Deconstructing the Tax and Zakat Paradox: Does Salary Deduction Really Burden Workers?
The debate surrounding automatic payroll deductions for zakat (Islamic alms) consistently generates heated discussions among workers. On one hand, there is concern that such deductions are burdensome, particularly for employees with modest salaries. Conversely, tax instruments with far larger deductions rarely spark debate due to clear penalties: late tax return filing incurs fines of Rp 100,000 per month, and tax manipulation can result in criminal prosecution.
Why do citizens comply more readily with state law than with the religious law they profess to believe in? The answer lies in misconceptions about the nature of zakat and the absence of positive legal sanctions. People shelter themselves behind assertions that “zakat must be given willingly” or “I am not yet ready”, yet in Islamic literature, zakat is not voluntary charity like sadaqah, but rather an absolute obligation for the capable—just as taxes are mandatory for citizens.
The greatest criticism of automatic payroll deduction systems is the fear that low-wage employees will be stripped of funds entirely.
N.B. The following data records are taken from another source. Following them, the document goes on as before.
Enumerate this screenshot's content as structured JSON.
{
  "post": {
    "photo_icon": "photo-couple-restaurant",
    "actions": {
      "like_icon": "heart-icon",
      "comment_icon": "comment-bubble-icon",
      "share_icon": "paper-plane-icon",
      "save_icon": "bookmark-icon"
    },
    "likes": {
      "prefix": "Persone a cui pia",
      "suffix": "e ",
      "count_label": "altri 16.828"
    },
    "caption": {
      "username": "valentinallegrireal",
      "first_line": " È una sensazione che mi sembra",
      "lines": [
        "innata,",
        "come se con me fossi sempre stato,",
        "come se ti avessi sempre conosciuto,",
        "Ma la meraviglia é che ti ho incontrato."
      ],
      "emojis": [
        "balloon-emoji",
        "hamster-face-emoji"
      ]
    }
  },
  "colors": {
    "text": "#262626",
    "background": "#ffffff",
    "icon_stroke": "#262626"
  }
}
Herein lies the misconception that requires correction.
Zakat has its own version of a “Non-Taxable Income Threshold”, called Nishab. The absolute requirement for zakat on professional income is that earnings reach the value of 85 grams of gold annually. Based on current gold prices, the zakat nishab threshold stands at approximately Rp 7 million per month in income.
This means that employees earning the regional minimum wage or below the nishab threshold are forbidden by Islamic law from being compelled to pay zakat. They instead occupy a vulnerable position and potentially qualify as mustahik (zakat recipients) rather than muzakki (zakat payers). A correct zakat payroll policy must employ a strict nishab filtering system. For those earning below the nishab, the option should be purely redirected to voluntary infak/sadaqah with any amount (such as Rp 10,000 per month), not a fixed 2.5 percentage, and depends entirely on mutual agreement. Nevertheless, funds entering sadaqah/infak channels remain dedicated to social assistance that supports the needy or helps eradicate poverty in Indonesia.
Many remain sceptical and ask, “What is the point of paying zakat through official institutions if the government already has social assistance budgets from tax revenue?” In fact, taxes are allocated at a macro level (infrastructure, bureaucracy, energy subsidies), whilst zakat operates at a micro level and directly targets grassroots needs (emergency healthcare, education, small business capital). Zakat is a parallel social safety net that is crucial for the nation.
Recent data from the National Zakat Collection Agency (BAZNAS) demonstrates the power of zakat: The first fact requiring joint evaluation is the significant gap between the potential and actual zakat collection realisation in Indonesia. According to the latest research, national zakat potential is projected to reach Rp 327.6 trillion annually. Unfortunately, collection realisation through 2024–2025 has only reached approximately Rp 41 trillion to Rp 45 trillion, or merely 10 to 12 per cent of total potential. This demonstrates that public reluctance to give zakat through structured and institutional channels remains very high, often hindered by ego or zakat literacy misconceptions.
Despite incomplete collection, the funds successfully gathered have demonstrably delivered massive impact on the government’s poverty alleviation programmes. Data records that throughout 2024, BAZNAS RI successfully lifted 577,000 people from poverty. Beyond this, more than 23,000 individuals were rescued and pulled above the extreme poverty line—an intervention crucial for societal social resilience.
This positive impact correlates directly with the expanding reach of social fund distribution to those genuinely in need. The number of mustahik directly benefiting from zakat funds has surged dramatically, from 27.7 million people in 2023 to 37.4 million in 2024. Assistance provided is not merely consumed but realised through productive programmes such as educational scholarships, capital injection for micro and small enterprises, and fulfilment of urgent basic needs.
The most essential achievement of zakat management is its capacity to permanently break the cycle of poverty; zakat not only “gives fish” but “provides a fishing rod”. Throughout 2024, zakat intervention helped thousands meet the Had Kifayah standard (adequate living threshold). Most touchingly, nearly 4,400 individuals achieved status transformation—transitioning from mustahik (assistance recipients) to standing independently as muzakki (new zakat payers).